Taxpayers turn to business intelligence to improve data quality for TP
As more businesses seek to digitalise their tax functions, tax departments are turning towards business intelligence and data analytics to raise data quality and improve transfer pricing and tax efficiency.
Tax departments are in the midst of a digital transformation during the COVID-19 pandemic. However, the role of data is critical to a successful transition to new systems to support transfer pricing (TP) policy.
Tax professionals attending ITR’s Digital Tax Summit on September 24 expect this trend to continue. However, some companies are better placed to take advantage of digitalisation than others.
“It’s down to your data structure. If you put crap into the system, you get crap out,” said James Pennington, finance director at Traydstream.
“I’m at a scale up so I get to be the architect to what data is captured, but if you’re in a more mature company with multiple entities you’re often playing catch-up,” he added.
Data quality can make or break an enterprise resource planning (ERP) system. Taxpayers looking to overhaul their old systems should turn to data analytics and business intelligence. This is true for small-to-medium sized enterprises, as well as multinational companies.
“I would put in the same cloud-based specialist tax provider for each ERP, so we’re standardising across the ERPs and getting as much consistency as possible across the rules applied to data that business intelligence and data analytics plug into. That way, it all feeds back into the tax data,” said Pennington.
Any company with multiple ERP systems in place to manage different business lines can use business intelligence and data analytics to close the gap between those systems.
“Data analytics and business intelligence allow you to pull things together that you might not have been able to do,” said Pennington. “It might be that you’ll have business analysts or data analytics programmers on your team to help you to do that,” he told ITR.
These professionals might work independently of the tax department or as part of it, but usually in a supporting role. The human role in direct tax and transfer pricing policy is not going to be automated any time soon.
Change of pace
The COVID-19 pandemic is speeding up the trend to digitalise tax practices. Many companies were turning towards new technologies before the crisis, but the pandemic has provided greater impetus for tax teams to pursue innovation.
This is part of a broader trend that has been playing out for several years. “COVID-19 is definitely pushing digitalisation,” said Pennington.
“Demand-side shocks like COVID-19 can bring your entire TP strategy out of whack,” said one head of transfer pricing at a manufacturing company.
The company in question has expanded the role of tax technology to keep its TP strategy on track during the pandemic.
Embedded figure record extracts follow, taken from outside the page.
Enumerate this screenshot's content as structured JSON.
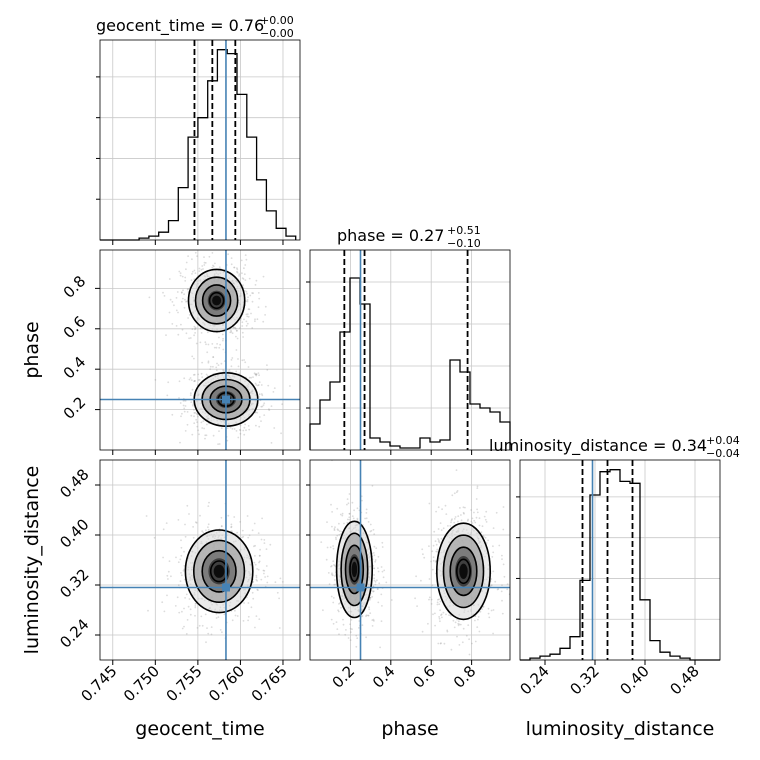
{
  "chart_data": {
    "type": "corner",
    "parameters": [
      "geocent_time",
      "phase",
      "luminosity_distance"
    ],
    "truths": {
      "geocent_time": 0.7583,
      "phase": 0.25,
      "luminosity_distance": 0.316
    },
    "diagonal": [
      {
        "param": "geocent_time",
        "title": {
          "name": "geocent_time",
          "value": "0.76",
          "upper": "+0.00",
          "lower": "−0.00"
        },
        "range": [
          0.7435,
          0.767
        ],
        "hist_edges_start": 0.7435,
        "bin_width": 0.00115,
        "hist_values": [
          0,
          0,
          0,
          0,
          0.01,
          0.02,
          0.04,
          0.1,
          0.27,
          0.53,
          0.63,
          0.82,
          0.98,
          0.96,
          0.75,
          0.53,
          0.31,
          0.15,
          0.06,
          0.02
        ],
        "quantiles": [
          0.7546,
          0.7567,
          0.7594
        ],
        "ylim": [
          0,
          1.03
        ]
      },
      {
        "param": "phase",
        "title": {
          "name": "phase",
          "value": "0.27",
          "upper": "+0.51",
          "lower": "−0.10"
        },
        "range": [
          0.0,
          0.99
        ],
        "hist_edges_start": 0.0,
        "bin_width": 0.0495,
        "hist_values": [
          0.13,
          0.25,
          0.34,
          0.59,
          0.86,
          0.73,
          0.06,
          0.04,
          0.02,
          0.01,
          0.01,
          0.06,
          0.04,
          0.05,
          0.45,
          0.39,
          0.23,
          0.21,
          0.19,
          0.14
        ],
        "quantiles": [
          0.17,
          0.27,
          0.78
        ],
        "ylim": [
          0,
          1.0
        ]
      },
      {
        "param": "luminosity_distance",
        "title": {
          "name": "luminosity_distance",
          "value": "0.34",
          "upper": "+0.04",
          "lower": "−0.04"
        },
        "range": [
          0.2,
          0.52
        ],
        "hist_edges_start": 0.2,
        "bin_width": 0.016,
        "hist_values": [
          0,
          0.01,
          0.02,
          0.03,
          0.06,
          0.12,
          0.41,
          0.85,
          0.97,
          0.98,
          0.92,
          0.91,
          0.31,
          0.1,
          0.04,
          0.02,
          0.01,
          0,
          0,
          0
        ],
        "quantiles": [
          0.3,
          0.34,
          0.38
        ],
        "ylim": [
          0,
          1.03
        ]
      }
    ],
    "panels": [
      {
        "row": 1,
        "col": 0,
        "x_param": "geocent_time",
        "y_param": "phase",
        "modes": [
          {
            "cx": 0.7583,
            "cy": 0.25,
            "sx": 0.0017,
            "sy": 0.06
          },
          {
            "cx": 0.7572,
            "cy": 0.74,
            "sx": 0.0015,
            "sy": 0.07
          }
        ]
      },
      {
        "row": 2,
        "col": 0,
        "x_param": "geocent_time",
        "y_param": "luminosity_distance",
        "modes": [
          {
            "cx": 0.7575,
            "cy": 0.342,
            "sx": 0.0018,
            "sy": 0.03
          }
        ]
      },
      {
        "row": 2,
        "col": 1,
        "x_param": "phase",
        "y_param": "luminosity_distance",
        "modes": [
          {
            "cx": 0.22,
            "cy": 0.345,
            "sx": 0.04,
            "sy": 0.035
          },
          {
            "cx": 0.76,
            "cy": 0.342,
            "sx": 0.06,
            "sy": 0.035
          }
        ]
      }
    ],
    "ticks": {
      "geocent_time": {
        "values": [
          0.745,
          0.75,
          0.755,
          0.76,
          0.765
        ],
        "labels": [
          "0.745",
          "0.750",
          "0.755",
          "0.760",
          "0.765"
        ]
      },
      "phase_x": {
        "values": [
          0.2,
          0.4,
          0.6,
          0.8
        ],
        "labels": [
          "0.2",
          "0.4",
          "0.6",
          "0.8"
        ]
      },
      "phase_y": {
        "values": [
          0.2,
          0.4,
          0.6,
          0.8
        ],
        "labels": [
          "0.2",
          "0.4",
          "0.6",
          "0.8"
        ]
      },
      "luminosity_distance": {
        "values": [
          0.24,
          0.32,
          0.4,
          0.48
        ],
        "labels": [
          "0.24",
          "0.32",
          "0.40",
          "0.48"
        ]
      }
    },
    "axis_labels": {
      "x": [
        "geocent_time",
        "phase",
        "luminosity_distance"
      ],
      "y": [
        "phase",
        "luminosity_distance"
      ]
    },
    "ranges": {
      "geocent_time": [
        0.7435,
        0.767
      ],
      "phase": [
        0.0,
        0.99
      ],
      "luminosity_distance": [
        0.2,
        0.52
      ]
    },
    "grid": true,
    "colors": {
      "truth": "#4682b4",
      "hist": "#000000",
      "grid": "#c8c8c8",
      "points": "#9a9a9a"
    }
  }
}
Such tools cannot replace human beings, but they provide crucial support in times of crisis.
“We always hear about the unprecedented times in terms of the pace of change. This year you can add to that in terms of the changes to our business models due to trade wars, geopolitical tensions and COVID-19,” said one TP director at an electronics company.
The pandemic may be the leading factor in rising uncertainty worldwide, but it’s not the only factor. Tax directors see greater integration within businesses as the way to manage this uncertainty. This is another area where technology can play a supporting role.
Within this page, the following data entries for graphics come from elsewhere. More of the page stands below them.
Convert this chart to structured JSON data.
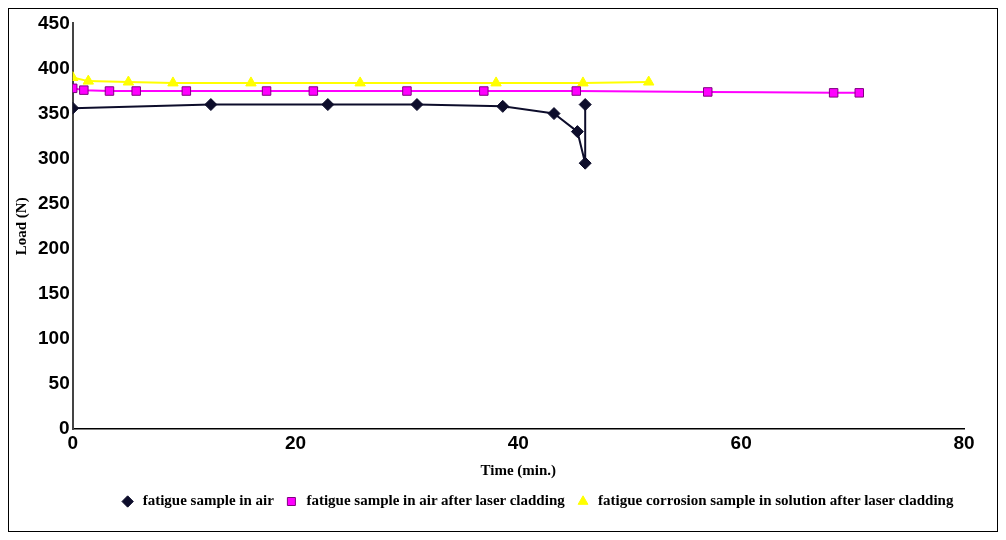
{
  "chart_data": {
    "type": "line",
    "xlabel": "Time (min.)",
    "ylabel": "Load (N)",
    "xlim": [
      0,
      80
    ],
    "xticks": [
      0,
      20,
      40,
      60,
      80
    ],
    "ylim": [
      0,
      450
    ],
    "yticks": [
      0,
      50,
      100,
      150,
      200,
      250,
      300,
      350,
      400,
      450
    ],
    "grid": false,
    "legend": "bottom right",
    "series": [
      {
        "name": "fatigue sample in air",
        "color": "#0d0d2b",
        "marker": "diamond",
        "x": [
          0,
          12.4,
          22.9,
          30.9,
          38.6,
          43.2,
          45.3,
          46.0,
          46.0
        ],
        "values": [
          356,
          360,
          360,
          360,
          358,
          350,
          330,
          295,
          360
        ]
      },
      {
        "name": "fatigue sample in air after laser cladding",
        "color": "#ff00ff",
        "marker": "square",
        "x": [
          0,
          1.0,
          3.3,
          5.7,
          10.2,
          17.4,
          21.6,
          30.0,
          36.9,
          45.2,
          57.0,
          68.3,
          70.6
        ],
        "values": [
          378,
          376,
          375,
          375,
          375,
          375,
          375,
          375,
          375,
          375,
          374,
          373,
          373
        ]
      },
      {
        "name": "fatigue corrosion sample in solution after laser cladding",
        "color": "#ffff00",
        "marker": "triangle",
        "x": [
          0,
          1.4,
          5.0,
          9.0,
          16.0,
          25.8,
          38.0,
          45.8,
          51.7
        ],
        "values": [
          390,
          386,
          385,
          384,
          384,
          384,
          384,
          384,
          385
        ]
      }
    ]
  }
}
“Keep talking to your business, be curious and if you make any changes make sure you document it,” said the TP director.
Although the global economy has suffered recently, companies at the cutting edge of innovation will be better placed for tax compliance.
“From a strategic point of view, business intelligence is important because it allows you to access your data,” said Pennington. “You want to improve your data anyway because it allows you stay one step ahead of regulatory requirements.”
Yet companies with legacy systems could find it difficult to move to a new system. Tax professionals have told ITR that the best transition is gradual and not rushed. It can be difficult to quickly overhaul a system and reskill individuals.
As the world moves towards greater transparency, tax administrations have access to more data just as businesses do. Tax authorities are catching up with taxpayers on technology, but the playing field is still uneven due to resourcing.
“Is it being driven by tax authorities or being driven by companies? We tend to think that the tax authorities are catching up, but they are behind in terms of process,” said Pennington.
“If you look at HMRC in the UK, they’ve come very far in the last seven years,” he explained. “The German tax authorities can plug into your system and come back and ask you questions about your reports. It’s got a lot more sophisticated.”
Some taxpayers have experienced unmanageable demands from revenue services, such as submitting extra paperwork to clarify documentation in 60 days, but the threat of being caught off-guard may have pushed some companies to innovate further.
“Your data quality is going to improve your operational efficiency and you’re going to be able to better manage your transfer pricing compliance,” said Pennington.
“The more data you have, the more modelling you’ve got, the better position you’re in to manage your compliance,” he stressed.
Some businesses may fear that the tax authorities may become more aggressive as they accumulate more data. However, this is not the view of all businesses since data can be used to guarantee certain tax outcomes.
“Broadly for society, it’s a good thing but we’re in a transitional moment,” said Pennington. “It’s going to be more painful for some within that transition.”
Companies that have already begun the process of adopting new systems will fare better in the recovery from the pandemic. Others will have to move fast if they want to survive the economic downturn and maximise cash flow while minimising unexpected audits.